Influence of wind turbine power curve and electrolyzer operating temperature on hydrogen production in wind–hydrogen systems

Abstract

Current simulation tools used to analyze, design and size wind–hydrogen hybrid systems, have several common characteristics: all use manufacturer wind turbine power curve (obtained from UNE 61400-12) and always consider electrolyzer operating in nominal conditions (not taking into account the influence of thermal inertia and operating temperature in hydrogen production). This article analyzes the influence of these parameters. To do this, a mathematical wind turbine model, that represents the manufacturer power curve to the real behaviour of the equipment in a location, and a dynamic electrolyzer model are developed and validated.
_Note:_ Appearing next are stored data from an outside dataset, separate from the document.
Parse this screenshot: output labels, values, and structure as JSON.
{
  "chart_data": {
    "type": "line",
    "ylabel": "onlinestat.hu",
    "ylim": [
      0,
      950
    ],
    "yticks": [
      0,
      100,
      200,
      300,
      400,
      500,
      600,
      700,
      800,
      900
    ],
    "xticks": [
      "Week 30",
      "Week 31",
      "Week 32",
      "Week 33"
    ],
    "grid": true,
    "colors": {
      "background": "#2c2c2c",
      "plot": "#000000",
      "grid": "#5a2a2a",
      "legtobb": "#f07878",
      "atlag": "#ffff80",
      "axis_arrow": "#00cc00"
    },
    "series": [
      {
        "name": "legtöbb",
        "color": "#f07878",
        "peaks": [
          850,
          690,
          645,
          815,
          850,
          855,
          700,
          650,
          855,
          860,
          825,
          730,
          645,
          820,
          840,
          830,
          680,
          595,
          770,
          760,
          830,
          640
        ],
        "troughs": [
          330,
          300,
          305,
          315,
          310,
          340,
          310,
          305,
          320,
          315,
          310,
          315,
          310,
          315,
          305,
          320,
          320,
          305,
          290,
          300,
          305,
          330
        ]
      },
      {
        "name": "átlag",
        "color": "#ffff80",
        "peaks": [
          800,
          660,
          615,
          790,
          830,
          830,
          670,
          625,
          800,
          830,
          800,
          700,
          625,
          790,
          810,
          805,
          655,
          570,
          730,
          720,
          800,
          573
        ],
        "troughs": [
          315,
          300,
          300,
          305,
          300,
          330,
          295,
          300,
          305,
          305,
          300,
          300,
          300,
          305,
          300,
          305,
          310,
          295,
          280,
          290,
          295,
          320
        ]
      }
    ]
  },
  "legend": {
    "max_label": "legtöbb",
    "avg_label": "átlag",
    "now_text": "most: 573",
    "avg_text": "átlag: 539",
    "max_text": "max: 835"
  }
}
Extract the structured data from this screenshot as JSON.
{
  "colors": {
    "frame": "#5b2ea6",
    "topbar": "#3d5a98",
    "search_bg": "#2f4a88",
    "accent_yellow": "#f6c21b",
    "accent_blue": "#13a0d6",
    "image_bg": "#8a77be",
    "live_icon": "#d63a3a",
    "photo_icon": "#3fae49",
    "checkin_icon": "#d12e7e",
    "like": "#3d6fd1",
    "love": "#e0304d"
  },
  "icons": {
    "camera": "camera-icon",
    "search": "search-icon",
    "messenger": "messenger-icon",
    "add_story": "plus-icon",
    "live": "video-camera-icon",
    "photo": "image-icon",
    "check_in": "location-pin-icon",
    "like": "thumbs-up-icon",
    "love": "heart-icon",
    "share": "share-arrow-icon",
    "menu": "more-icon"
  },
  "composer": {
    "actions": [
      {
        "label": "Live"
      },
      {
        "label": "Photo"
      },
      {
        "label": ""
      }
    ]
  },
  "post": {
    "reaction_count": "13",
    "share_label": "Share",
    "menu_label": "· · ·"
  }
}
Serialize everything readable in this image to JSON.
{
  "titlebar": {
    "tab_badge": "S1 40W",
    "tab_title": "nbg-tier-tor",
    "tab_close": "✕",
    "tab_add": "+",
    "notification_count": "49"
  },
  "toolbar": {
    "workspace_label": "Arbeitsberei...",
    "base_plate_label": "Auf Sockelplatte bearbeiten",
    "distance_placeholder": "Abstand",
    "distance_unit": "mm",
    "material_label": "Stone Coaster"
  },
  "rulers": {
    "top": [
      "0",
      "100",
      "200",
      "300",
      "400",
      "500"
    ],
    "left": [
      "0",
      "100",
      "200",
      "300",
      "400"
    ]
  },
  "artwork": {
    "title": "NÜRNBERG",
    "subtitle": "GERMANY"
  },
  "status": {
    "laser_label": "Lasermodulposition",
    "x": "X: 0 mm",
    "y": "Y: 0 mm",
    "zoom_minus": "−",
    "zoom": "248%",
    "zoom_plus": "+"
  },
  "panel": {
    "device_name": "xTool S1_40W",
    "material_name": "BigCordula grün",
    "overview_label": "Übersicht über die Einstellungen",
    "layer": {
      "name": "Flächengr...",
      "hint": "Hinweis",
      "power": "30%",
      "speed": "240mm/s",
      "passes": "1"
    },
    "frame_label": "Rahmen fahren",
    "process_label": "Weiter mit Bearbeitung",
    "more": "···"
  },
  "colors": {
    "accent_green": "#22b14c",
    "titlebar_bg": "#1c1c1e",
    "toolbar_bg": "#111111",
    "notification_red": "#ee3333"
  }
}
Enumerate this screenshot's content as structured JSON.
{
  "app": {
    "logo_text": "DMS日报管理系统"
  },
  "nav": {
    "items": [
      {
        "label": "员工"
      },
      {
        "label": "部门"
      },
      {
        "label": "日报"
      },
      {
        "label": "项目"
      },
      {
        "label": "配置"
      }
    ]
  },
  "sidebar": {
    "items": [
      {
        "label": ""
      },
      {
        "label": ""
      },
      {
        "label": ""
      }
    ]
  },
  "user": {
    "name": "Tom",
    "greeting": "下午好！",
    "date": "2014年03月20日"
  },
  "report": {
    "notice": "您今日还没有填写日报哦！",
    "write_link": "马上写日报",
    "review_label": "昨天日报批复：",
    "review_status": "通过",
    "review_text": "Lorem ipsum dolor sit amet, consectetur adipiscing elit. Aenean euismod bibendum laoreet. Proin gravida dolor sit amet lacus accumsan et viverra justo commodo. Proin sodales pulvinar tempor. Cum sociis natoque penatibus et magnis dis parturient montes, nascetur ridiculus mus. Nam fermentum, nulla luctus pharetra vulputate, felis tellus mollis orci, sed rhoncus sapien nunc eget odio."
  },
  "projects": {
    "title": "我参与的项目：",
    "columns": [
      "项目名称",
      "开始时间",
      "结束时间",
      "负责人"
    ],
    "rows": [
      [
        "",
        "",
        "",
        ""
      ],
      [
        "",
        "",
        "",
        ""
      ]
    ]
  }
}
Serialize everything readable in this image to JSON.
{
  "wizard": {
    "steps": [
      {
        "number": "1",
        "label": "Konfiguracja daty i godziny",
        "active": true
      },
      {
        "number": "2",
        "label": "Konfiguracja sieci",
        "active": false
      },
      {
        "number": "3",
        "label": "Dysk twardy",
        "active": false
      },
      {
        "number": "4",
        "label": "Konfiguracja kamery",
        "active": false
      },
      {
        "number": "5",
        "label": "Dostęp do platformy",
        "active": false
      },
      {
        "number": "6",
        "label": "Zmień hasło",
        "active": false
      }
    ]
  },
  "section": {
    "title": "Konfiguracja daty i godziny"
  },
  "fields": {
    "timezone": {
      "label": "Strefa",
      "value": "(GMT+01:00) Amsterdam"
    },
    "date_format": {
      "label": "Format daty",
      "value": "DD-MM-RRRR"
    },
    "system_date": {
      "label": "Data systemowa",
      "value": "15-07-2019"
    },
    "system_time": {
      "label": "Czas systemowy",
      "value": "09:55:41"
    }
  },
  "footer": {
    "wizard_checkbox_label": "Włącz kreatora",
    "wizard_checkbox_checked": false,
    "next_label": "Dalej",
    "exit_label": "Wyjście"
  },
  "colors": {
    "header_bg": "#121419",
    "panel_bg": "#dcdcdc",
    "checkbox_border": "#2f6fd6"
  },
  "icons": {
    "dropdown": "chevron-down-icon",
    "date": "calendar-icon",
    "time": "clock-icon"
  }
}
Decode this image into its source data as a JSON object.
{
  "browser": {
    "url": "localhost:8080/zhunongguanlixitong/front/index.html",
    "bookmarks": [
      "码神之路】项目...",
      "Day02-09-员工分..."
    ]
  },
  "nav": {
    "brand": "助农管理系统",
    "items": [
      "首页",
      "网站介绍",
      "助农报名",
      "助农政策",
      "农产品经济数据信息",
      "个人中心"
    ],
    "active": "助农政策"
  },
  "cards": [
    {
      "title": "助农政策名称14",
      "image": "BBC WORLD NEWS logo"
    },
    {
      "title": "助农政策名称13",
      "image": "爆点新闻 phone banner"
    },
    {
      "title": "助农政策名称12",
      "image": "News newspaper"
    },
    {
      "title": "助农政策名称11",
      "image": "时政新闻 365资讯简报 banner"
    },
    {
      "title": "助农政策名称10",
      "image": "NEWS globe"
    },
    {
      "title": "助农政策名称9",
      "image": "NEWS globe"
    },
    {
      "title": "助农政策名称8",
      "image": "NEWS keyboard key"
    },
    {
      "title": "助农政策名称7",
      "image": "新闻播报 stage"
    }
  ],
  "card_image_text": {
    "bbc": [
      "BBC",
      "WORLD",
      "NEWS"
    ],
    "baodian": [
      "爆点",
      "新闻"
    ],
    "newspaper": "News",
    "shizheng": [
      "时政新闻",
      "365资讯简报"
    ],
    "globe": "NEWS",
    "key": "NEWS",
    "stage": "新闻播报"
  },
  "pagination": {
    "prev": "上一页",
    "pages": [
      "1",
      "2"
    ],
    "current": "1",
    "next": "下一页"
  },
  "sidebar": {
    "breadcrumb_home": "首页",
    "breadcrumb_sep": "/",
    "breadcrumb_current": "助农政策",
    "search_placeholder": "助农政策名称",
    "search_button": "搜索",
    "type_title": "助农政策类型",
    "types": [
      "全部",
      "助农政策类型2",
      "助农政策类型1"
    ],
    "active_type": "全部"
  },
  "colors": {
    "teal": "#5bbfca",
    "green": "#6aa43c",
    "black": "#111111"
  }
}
Additionally, hydrogen production in a wind–hydrogen system operating in “wind-balance” mode (adjusting electricity production and demand at every time step) is analyzed. Considering the input data used, it is demonstrated that current simulation tools present significant errors in calculations. When using the manufacturer wind turbine power curve: the electric energy produced by the wind turbine, and the annual hydrogen production in a wind–hydrogen system are overestimated by 25% and 33.6%, respectively, when they are compared with simulation results using mathematical models that better represent the real behaviour of the equipments. Besides, considering electrolyzer operating temperature constant and equal to nominal, hydrogen production is overestimated by 3%, when compared with the hydrogen production using a dynamic electrolyzer model.